There are two things to contend with in this scenario:
1. Camera power. Arup is correct that all-in-one solar cameras likely won't work for the constant stream needed for Camect. What you could do is run any of the recommended (outdoor, WiFi) cameras and provide is constant power using a battery and a solar panel. This can be done using an off-the-shelf product (given the proper voltage and current) or a DIY solution. You can find solar battery systems for trail cameras, due to their remote nature. These may be worth looking into to see if they can provide the proper voltage and current to continuously power the camera.
This potential DIY solution consists of up to 4 items:
1. a solar panel large enough to power the camera and charge the battery
2. a charge controller matching the solar panel and battery voltage and current ratings
3. a battery large enough to power your camera when there is no sun (think overnight, overcast days, stormy days, snow on panel, etc).

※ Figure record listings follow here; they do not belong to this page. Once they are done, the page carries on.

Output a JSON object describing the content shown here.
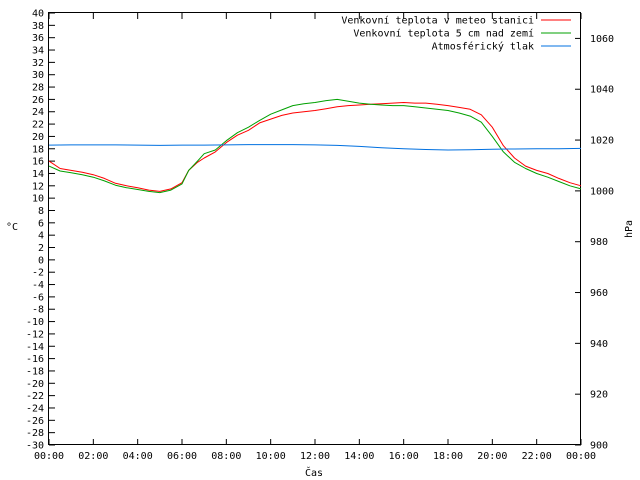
{
  "chart_data": {
    "type": "line",
    "title": "",
    "xlabel": "Čas",
    "ylabel": "°C",
    "y2label": "hPa",
    "xlim": [
      0,
      24
    ],
    "ylim": [
      -30,
      40
    ],
    "y2lim": [
      900,
      1070
    ],
    "grid": false,
    "legend_position": "top-right",
    "x_ticks": [
      "00:00",
      "02:00",
      "04:00",
      "06:00",
      "08:00",
      "10:00",
      "12:00",
      "14:00",
      "16:00",
      "18:00",
      "20:00",
      "22:00",
      "00:00"
    ],
    "y_ticks": [
      -30,
      -28,
      -26,
      -24,
      -22,
      -20,
      -18,
      -16,
      -14,
      -12,
      -10,
      -8,
      -6,
      -4,
      -2,
      0,
      2,
      4,
      6,
      8,
      10,
      12,
      14,
      16,
      18,
      20,
      22,
      24,
      26,
      28,
      30,
      32,
      34,
      36,
      38,
      40
    ],
    "y2_ticks": [
      900,
      920,
      940,
      960,
      980,
      1000,
      1020,
      1040,
      1060
    ],
    "series": [
      {
        "name": "Venkovní teplota v meteo stanici",
        "color": "#ff0000",
        "axis": "left",
        "points": [
          [
            0,
            16.0
          ],
          [
            0.5,
            14.8
          ],
          [
            1,
            14.5
          ],
          [
            1.5,
            14.2
          ],
          [
            2,
            13.8
          ],
          [
            2.5,
            13.2
          ],
          [
            3,
            12.4
          ],
          [
            3.5,
            12.0
          ],
          [
            4,
            11.7
          ],
          [
            4.5,
            11.3
          ],
          [
            5,
            11.1
          ],
          [
            5.5,
            11.5
          ],
          [
            6,
            12.5
          ],
          [
            6.3,
            14.5
          ],
          [
            6.7,
            15.8
          ],
          [
            7,
            16.5
          ],
          [
            7.5,
            17.5
          ],
          [
            8,
            19.0
          ],
          [
            8.5,
            20.2
          ],
          [
            9,
            21.0
          ],
          [
            9.5,
            22.2
          ],
          [
            10,
            22.8
          ],
          [
            10.5,
            23.4
          ],
          [
            11,
            23.8
          ],
          [
            11.5,
            24.0
          ],
          [
            12,
            24.2
          ],
          [
            12.5,
            24.5
          ],
          [
            13,
            24.8
          ],
          [
            13.5,
            25.0
          ],
          [
            14,
            25.1
          ],
          [
            14.5,
            25.2
          ],
          [
            15,
            25.3
          ],
          [
            15.5,
            25.4
          ],
          [
            16,
            25.5
          ],
          [
            16.5,
            25.4
          ],
          [
            17,
            25.4
          ],
          [
            17.5,
            25.2
          ],
          [
            18,
            25.0
          ],
          [
            18.5,
            24.7
          ],
          [
            19,
            24.4
          ],
          [
            19.5,
            23.5
          ],
          [
            20,
            21.5
          ],
          [
            20.5,
            18.5
          ],
          [
            21,
            16.5
          ],
          [
            21.5,
            15.2
          ],
          [
            22,
            14.5
          ],
          [
            22.5,
            14.0
          ],
          [
            23,
            13.2
          ],
          [
            23.5,
            12.5
          ],
          [
            24,
            12.0
          ]
        ]
      },
      {
        "name": "Venkovní teplota 5 cm nad zemí",
        "color": "#00a000",
        "axis": "left",
        "points": [
          [
            0,
            15.2
          ],
          [
            0.5,
            14.4
          ],
          [
            1,
            14.1
          ],
          [
            1.5,
            13.8
          ],
          [
            2,
            13.4
          ],
          [
            2.5,
            12.8
          ],
          [
            3,
            12.1
          ],
          [
            3.5,
            11.7
          ],
          [
            4,
            11.4
          ],
          [
            4.5,
            11.1
          ],
          [
            5,
            10.9
          ],
          [
            5.5,
            11.3
          ],
          [
            6,
            12.3
          ],
          [
            6.3,
            14.5
          ],
          [
            6.7,
            16.0
          ],
          [
            7,
            17.2
          ],
          [
            7.5,
            17.8
          ],
          [
            8,
            19.3
          ],
          [
            8.5,
            20.6
          ],
          [
            9,
            21.5
          ],
          [
            9.5,
            22.6
          ],
          [
            10,
            23.6
          ],
          [
            10.5,
            24.3
          ],
          [
            11,
            25.0
          ],
          [
            11.5,
            25.3
          ],
          [
            12,
            25.5
          ],
          [
            12.5,
            25.8
          ],
          [
            13,
            26.0
          ],
          [
            13.5,
            25.7
          ],
          [
            14,
            25.4
          ],
          [
            14.5,
            25.2
          ],
          [
            15,
            25.1
          ],
          [
            15.5,
            25.0
          ],
          [
            16,
            25.0
          ],
          [
            16.5,
            24.8
          ],
          [
            17,
            24.6
          ],
          [
            17.5,
            24.4
          ],
          [
            18,
            24.2
          ],
          [
            18.5,
            23.8
          ],
          [
            19,
            23.3
          ],
          [
            19.5,
            22.3
          ],
          [
            20,
            20.0
          ],
          [
            20.5,
            17.5
          ],
          [
            21,
            15.8
          ],
          [
            21.5,
            14.8
          ],
          [
            22,
            14.0
          ],
          [
            22.5,
            13.4
          ],
          [
            23,
            12.7
          ],
          [
            23.5,
            12.0
          ],
          [
            24,
            11.5
          ]
        ]
      },
      {
        "name": "Atmosférický tlak",
        "color": "#0070e0",
        "axis": "right",
        "points": [
          [
            0,
            1018.0
          ],
          [
            1,
            1018.1
          ],
          [
            2,
            1018.1
          ],
          [
            3,
            1018.1
          ],
          [
            4,
            1018.0
          ],
          [
            5,
            1017.9
          ],
          [
            6,
            1018.0
          ],
          [
            7,
            1018.0
          ],
          [
            8,
            1018.1
          ],
          [
            9,
            1018.2
          ],
          [
            10,
            1018.2
          ],
          [
            11,
            1018.2
          ],
          [
            12,
            1018.1
          ],
          [
            13,
            1017.9
          ],
          [
            14,
            1017.5
          ],
          [
            15,
            1017.0
          ],
          [
            16,
            1016.6
          ],
          [
            17,
            1016.3
          ],
          [
            18,
            1016.1
          ],
          [
            19,
            1016.2
          ],
          [
            20,
            1016.4
          ],
          [
            21,
            1016.5
          ],
          [
            22,
            1016.6
          ],
          [
            23,
            1016.6
          ],
          [
            24,
            1016.7
          ]
        ]
      }
    ]
  }
}
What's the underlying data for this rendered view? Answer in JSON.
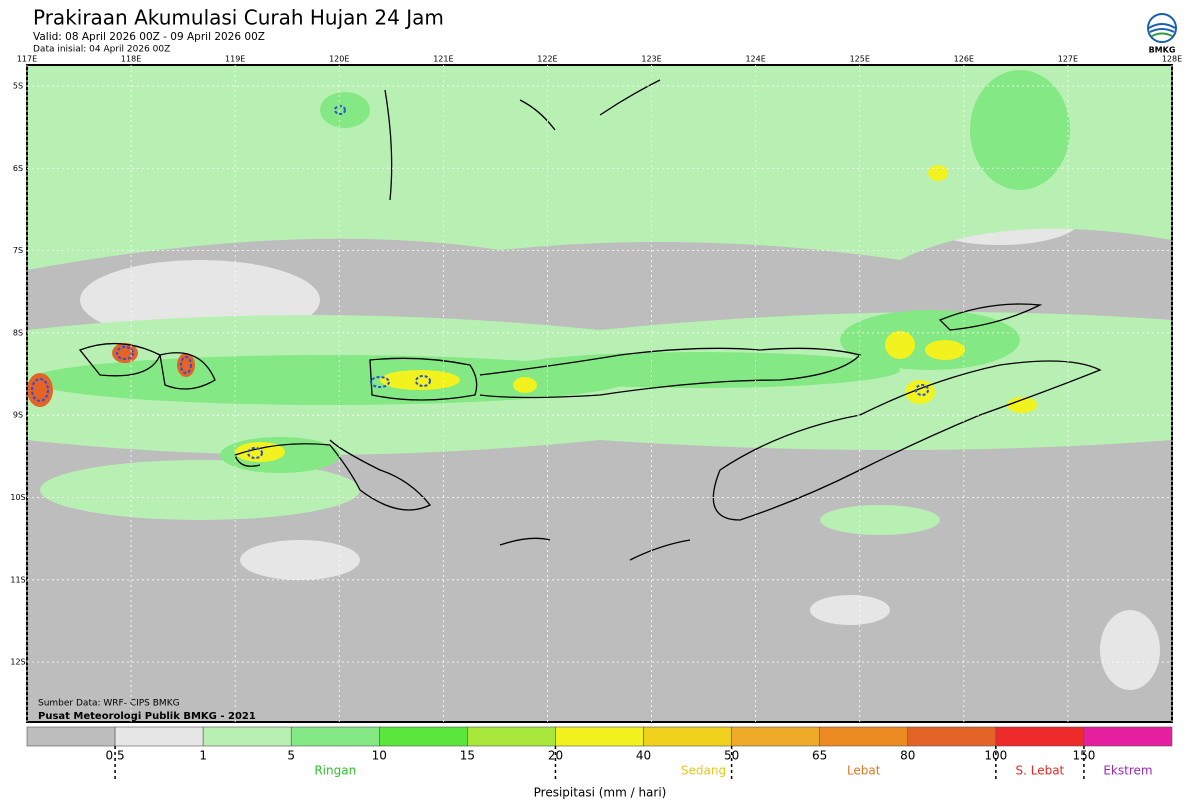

4. a voltage regulator, if necessary, to step your battery voltage to suit your camera a. Some charge controllers have built-in 12v regulated load terminals, which could directly feed a 12v camera. If you wish to power a camera using POE, you can add in low voltage POE adapter. Be sure to match your source voltage.
Wrap this all in a waterproof box and you have a power supply, given your panel is in a sunny enough location for long enough every day to replenish the battery.
2. WiFi. Your camera will need to connect to your network wirelessly. Ensure your WiFi reaches your desired mounting location, and that it is strong enough to handle the stream. You can always add on a mesh wifi repeater or additional access point to extend coverage to reach the camera.
How far are the woods from your house? Another option is direct burial CAT-6 cable, which can both provide network connection and power the camera if within reasonable distance. Being direct burial, the cable needs no conduit and needs very little digging to install.